The research consistently shows that self-efficacy is a better predictor of performance than actual ability, past performance alone, or personality traits. Two people with equal objective skill levels will produce different performance outcomes if their self-efficacy differs — the higher-efficacy individual will set more challenging goals, persist longer under difficulty, use more effective strategies, and recover more readily from setbacks. Self-efficacy is not just a measure of skill; it is a determinant of the effort and strategy that converts skill into performance.
Bandura’s four sources of self-efficacy
Mastery experiences
The most powerful source of self-efficacy is direct experience of successful performance — mastery experiences. Experiencing that you can do something, particularly when the task was difficult and required genuine effort, builds efficacy beliefs more reliably than any other source. Conversely, repeated failure, particularly early in skill development, can undermine efficacy in ways that are difficult to reverse.
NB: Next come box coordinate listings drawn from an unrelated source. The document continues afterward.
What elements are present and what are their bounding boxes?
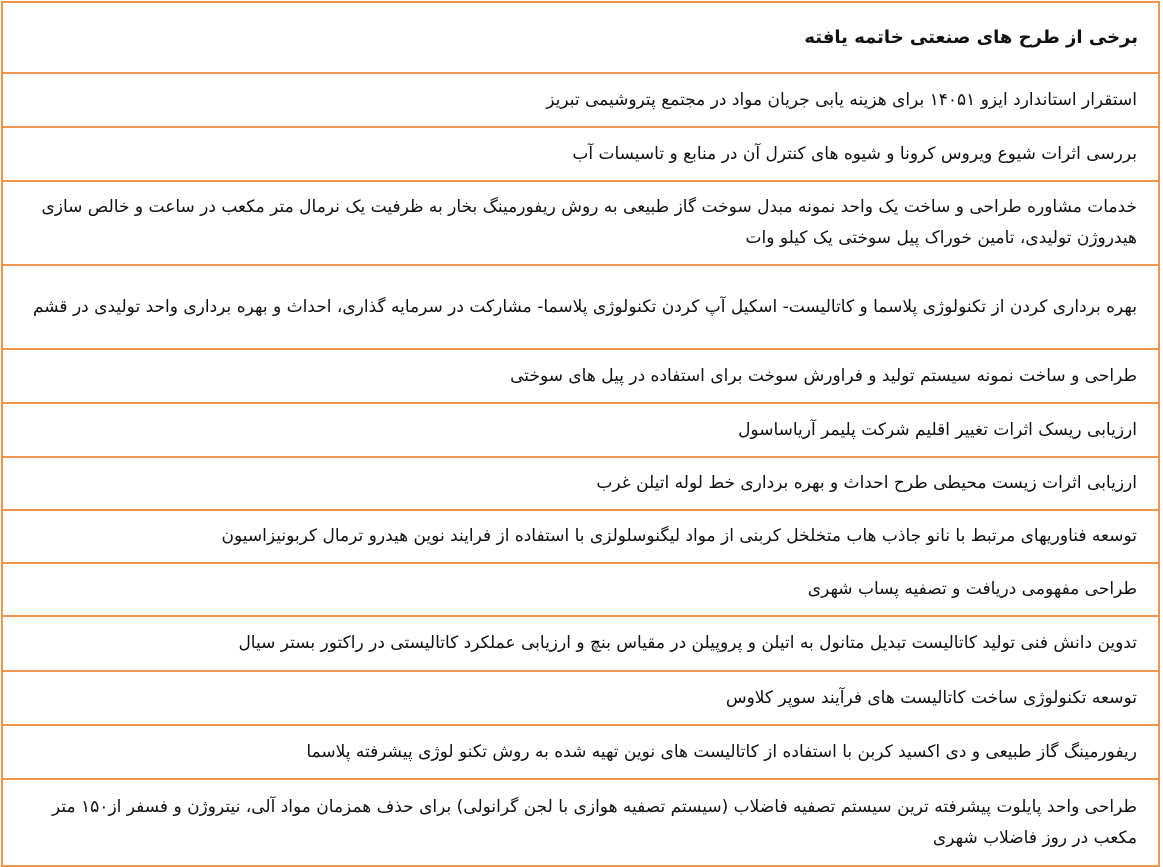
table-row bbox=[3, 128, 1158, 182]
table-row bbox=[3, 672, 1158, 726]
table-row bbox=[3, 780, 1158, 865]
table-row bbox=[3, 726, 1158, 780]
table-row-text: طراحی و ساخت نمونه سیستم تولید و فراورش سوخت برای استفاده در پیل های سوختی bbox=[510, 365, 1137, 386]
completed-projects-table bbox=[1, 1, 1160, 867]
table-header-title: برخی از طرح های صنعتی خاتمه یافته bbox=[804, 27, 1138, 48]
table-row-text: توسعه فناوریهای مرتبط با نانو جاذب هاب متخلخل کربنی از مواد لیگنوسلولزی با استفاده از فرایند نوین هیدرو ترمال کربونیزاسیون bbox=[221, 526, 1137, 546]
table-row-text: ریفورمینگ گاز طبیعی و دی اکسید کربن با استفاده از کاتالیست های نوین تهیه شده به روش تکنو لوژی پیشرفته پلاسما bbox=[306, 741, 1137, 762]
table-row bbox=[3, 74, 1158, 128]
table-row-text: خدمات مشاوره طراحی و ساخت یک واحد نمونه مبدل سوخت گاز طبیعی به روش ریفورمینگ بخار به ظرفیت یک نرمال متر مکعب در ساعت و خالص سازی هیدروژن تولیدی، تامین خوراک پیل سوختی یک کیلو وات bbox=[41, 197, 1137, 248]
table-row-text: بهره برداری کردن از تکنولوژی پلاسما و کاتالیست- اسکیل آپ کردن تکنولوژی پلاسما- مشارکت در سرمایه گذاری، احداث و بهره برداری واحد تولیدی در قشم bbox=[32, 296, 1137, 317]
table-row bbox=[3, 511, 1158, 564]
table-row bbox=[3, 404, 1158, 458]
table-row-text: طراحی واحد پایلوت پیشرفته ترین سیستم تصفیه فاضلاب (سیستم تصفیه هوازی با لجن گرانولی) برای حذف همزمان مواد آلی، نیتروژن و فسفر از۱۵۰ متر مکعب در روز فاضلاب شهری bbox=[52, 796, 1137, 848]
table-row bbox=[3, 350, 1158, 404]
table-row bbox=[3, 458, 1158, 511]
table-row bbox=[3, 564, 1158, 617]
table-row-text: استقرار استاندارد ایزو ۱۴۰۵۱ برای هزینه یابی جریان مواد در مجتمع پتروشیمی تبریز bbox=[546, 89, 1137, 110]
table-row bbox=[3, 617, 1158, 672]
table-row-text: تدوین دانش فنی تولید کاتالیست تبدیل متانول به اتیلن و پروپیلن در مقیاس بنچ و ارزیابی عملکرد کاتالیستی در راکتور بستر سیال bbox=[238, 633, 1137, 653]
table-header bbox=[3, 3, 1158, 74]
table-row-text: ارزیابی اثرات زیست محیطی طرح احداث و بهره برداری خط لوله اتیلن غرب bbox=[596, 473, 1137, 493]
table-row bbox=[3, 266, 1158, 350]
table-row-text: طراحی مفهومی دریافت و تصفیه پساب شهری bbox=[807, 579, 1137, 599]
table-row-text: بررسی اثرات شیوع ویروس کرونا و شیوه های کنترل آن در منابع و تاسیسات آب bbox=[572, 143, 1137, 164]
table-row bbox=[3, 182, 1158, 266]
table-row-text: توسعه تکنولوژی ساخت کاتالیست های فرآیند سوپر کلاوس bbox=[725, 687, 1137, 708]
table-row-text: ارزیابی ریسک اثرات تغییر اقلیم شرکت پلیمر آریاساسول bbox=[738, 419, 1137, 440]
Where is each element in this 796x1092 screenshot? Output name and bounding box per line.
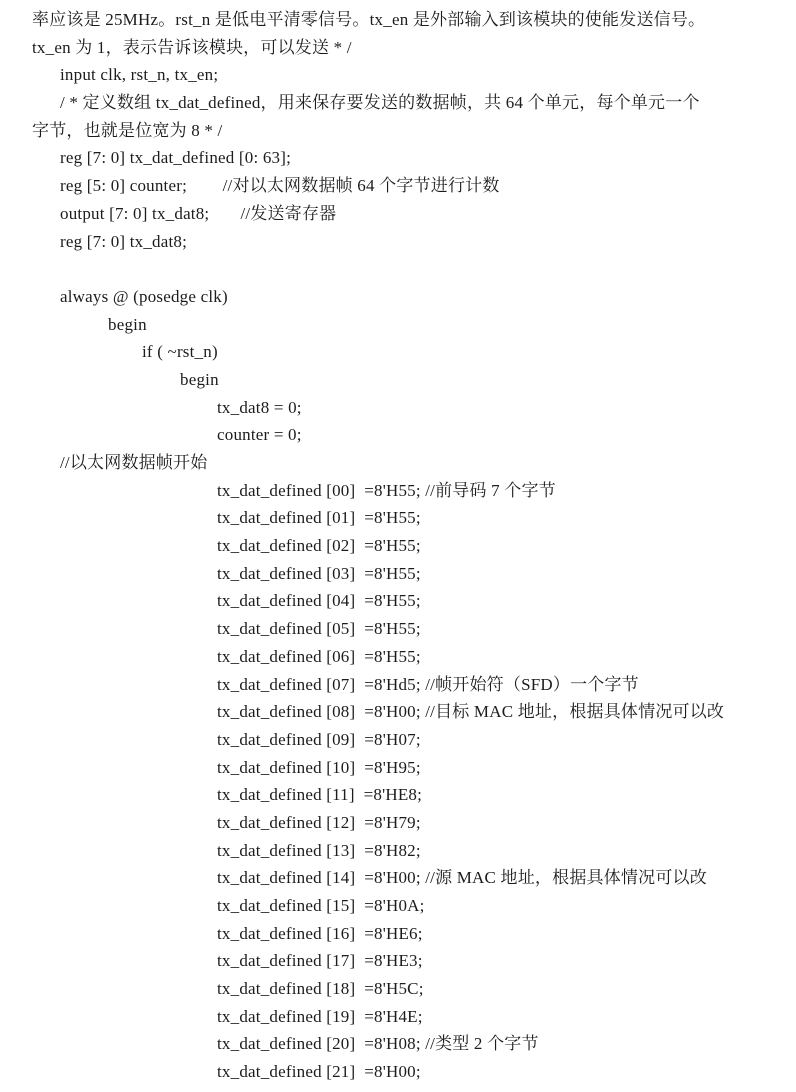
- text-line: / * 定义数组 tx_dat_defined，用来保存要发送的数据帧，共 64 个单元，每个单元一个: [60, 93, 700, 113]
- text-line: output [7: 0] tx_dat8; //发送寄存器: [60, 203, 337, 223]
- text-line: //以太网数据帧开始: [60, 453, 208, 472]
- text-line: tx_dat_defined [04] =8'H55;: [217, 591, 421, 611]
- text-line: tx_dat_defined [05] =8'H55;: [217, 619, 421, 639]
- text-line: tx_dat_defined [16] =8'HE6;: [217, 923, 423, 943]
- text-line: tx_dat_defined [03] =8'H55;: [217, 563, 421, 583]
- text-line: counter = 0;: [217, 425, 302, 445]
- text-line: tx_dat_defined [20] =8'H08; //类型 2 个字节: [217, 1034, 539, 1054]
- text-line: tx_dat_defined [09] =8'H07;: [217, 729, 421, 749]
- text-line: tx_dat_defined [00] =8'H55; //前导码 7 个字节: [217, 480, 556, 500]
- code-listing: [32, 6, 768, 1086]
- text-line: tx_dat_defined [21] =8'H00;: [217, 1062, 421, 1082]
- text-line: tx_dat_defined [14] =8'H00; //源 MAC 地址，根据具体情况可以改: [217, 868, 707, 888]
- text-line: if ( ~rst_n): [142, 342, 218, 362]
- text-line: tx_dat_defined [18] =8'H5C;: [217, 979, 424, 999]
- text-line: tx_dat8 = 0;: [217, 397, 302, 417]
- text-line: always @ (posedge clk): [60, 286, 228, 306]
- text-line: 率应该是 25MHz。rst_n 是低电平清零信号。tx_en 是外部输入到该模块的使能发送信号。: [32, 10, 706, 29]
- text-line: reg [5: 0] counter; //对以太网数据帧 64 个字节进行计数: [60, 176, 500, 196]
- text-line: tx_en 为 1，表示告诉该模块，可以发送 * /: [32, 37, 352, 57]
- text-line: tx_dat_defined [01] =8'H55;: [217, 508, 421, 528]
- text-line: reg [7: 0] tx_dat_defined [0: 63];: [60, 148, 292, 168]
- text-line: tx_dat_defined [06] =8'H55;: [217, 646, 421, 666]
- text-line: tx_dat_defined [11] =8'HE8;: [217, 785, 423, 805]
- text-line: begin: [108, 314, 147, 334]
- text-line: tx_dat_defined [19] =8'H4E;: [217, 1006, 423, 1026]
- text-line: tx_dat_defined [17] =8'HE3;: [217, 951, 423, 971]
- text-line: tx_dat_defined [12] =8'H79;: [217, 812, 421, 832]
- blank-line: [32, 255, 768, 283]
- text-line: reg [7: 0] tx_dat8;: [60, 231, 188, 251]
- text-line: tx_dat_defined [02] =8'H55;: [217, 536, 421, 556]
- text-line: 字节，也就是位宽为 8 * /: [32, 120, 223, 140]
- text-line: tx_dat_defined [08] =8'H00; //目标 MAC 地址，根据具体情况可以改: [217, 702, 725, 722]
- text-line: tx_dat_defined [15] =8'H0A;: [217, 896, 425, 915]
- text-line: input clk, rst_n, tx_en;: [60, 65, 219, 85]
- text-line: tx_dat_defined [07] =8'Hd5; //帧开始符（SFD）一个字节: [217, 674, 639, 694]
- text-line: tx_dat_defined [10] =8'H95;: [217, 757, 421, 777]
- text-line: tx_dat_defined [13] =8'H82;: [217, 840, 421, 860]
- text-line: begin: [180, 369, 219, 389]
The practical implication for efficacy building is structuring learning experiences to produce early success at appropriately challenging levels — neither too easy (which produces no meaningful efficacy information) nor too difficult (which produces failure before resilience can be established). Graduated exposure — starting at a level where success is achievable and progressively increasing challenge — is the most reliable efficacy-building structure.
Vicarious experiences
Observing others who are similar to yourself succeed at a task raises efficacy beliefs — the implicit reasoning being: if they can do it, I probably can too. The similarity dimension is crucial. Observing someone much more skilled than yourself succeed does not raise efficacy much, because the gap between you and them is too large for the inference to work. Observing someone you perceive as comparably capable succeed produces a strong efficacy boost.
This is why peer mentorship and representation matter beyond symbolic value — they function as genuine efficacy sources. Someone from a background or starting point similar to yours succeeding in a domain provides vicarious efficacy information that experts cannot provide in the same way.
Social persuasion
Being told by others that you have the capability to succeed — particularly by credible sources who know your work — raises efficacy beliefs. This is why process-focused encouragement from credible mentors, coaches, and managers matters. However, social persuasion is the weakest of the four sources — it raises efficacy, but the boost is fragile and does not survive the first failure. It is most effective as a supplement to mastery experience, not a substitute for it.
Physiological and emotional states
How you feel during a task provides efficacy information — but the interpretation of those signals is what matters. People with low self-efficacy interpret physiological arousal (racing heart, anxiety) as evidence that they are not capable. People with high self-efficacy interpret the same arousal as energising or preparatory. Bandura called this “physiological information” — not the arousal itself but the meaning attributed to it. Reinterpreting anxiety as activation (rather than as a signal of inadequacy) is one mechanism by which efficacy training works.
Frequently asked questions
Can high self-efficacy be harmful?
Overinflated efficacy — believing you can do something significantly beyond your actual capability — can lead to poor preparation, underestimation of difficulty, and overcommitment. However, research shows that slight overestimation of efficacy is actually adaptive in most performance contexts — it produces more persistence and greater effort, which often closes the gap between efficacy belief and actual performance. Massive miscalibration is harmful; modest positive illusions are generally not.
Is self-efficacy the same as confidence?
Not quite. Confidence is often used to describe a general positive feeling about a situation or about oneself — a subjective state. Self-efficacy is a specific belief about capability in a specific domain. A person can feel confident (generally positive, low anxiety) but have low self-efficacy for a specific task. The distinction matters practically: building self-efficacy requires domain-specific mastery experiences, not generic confidence-building activities.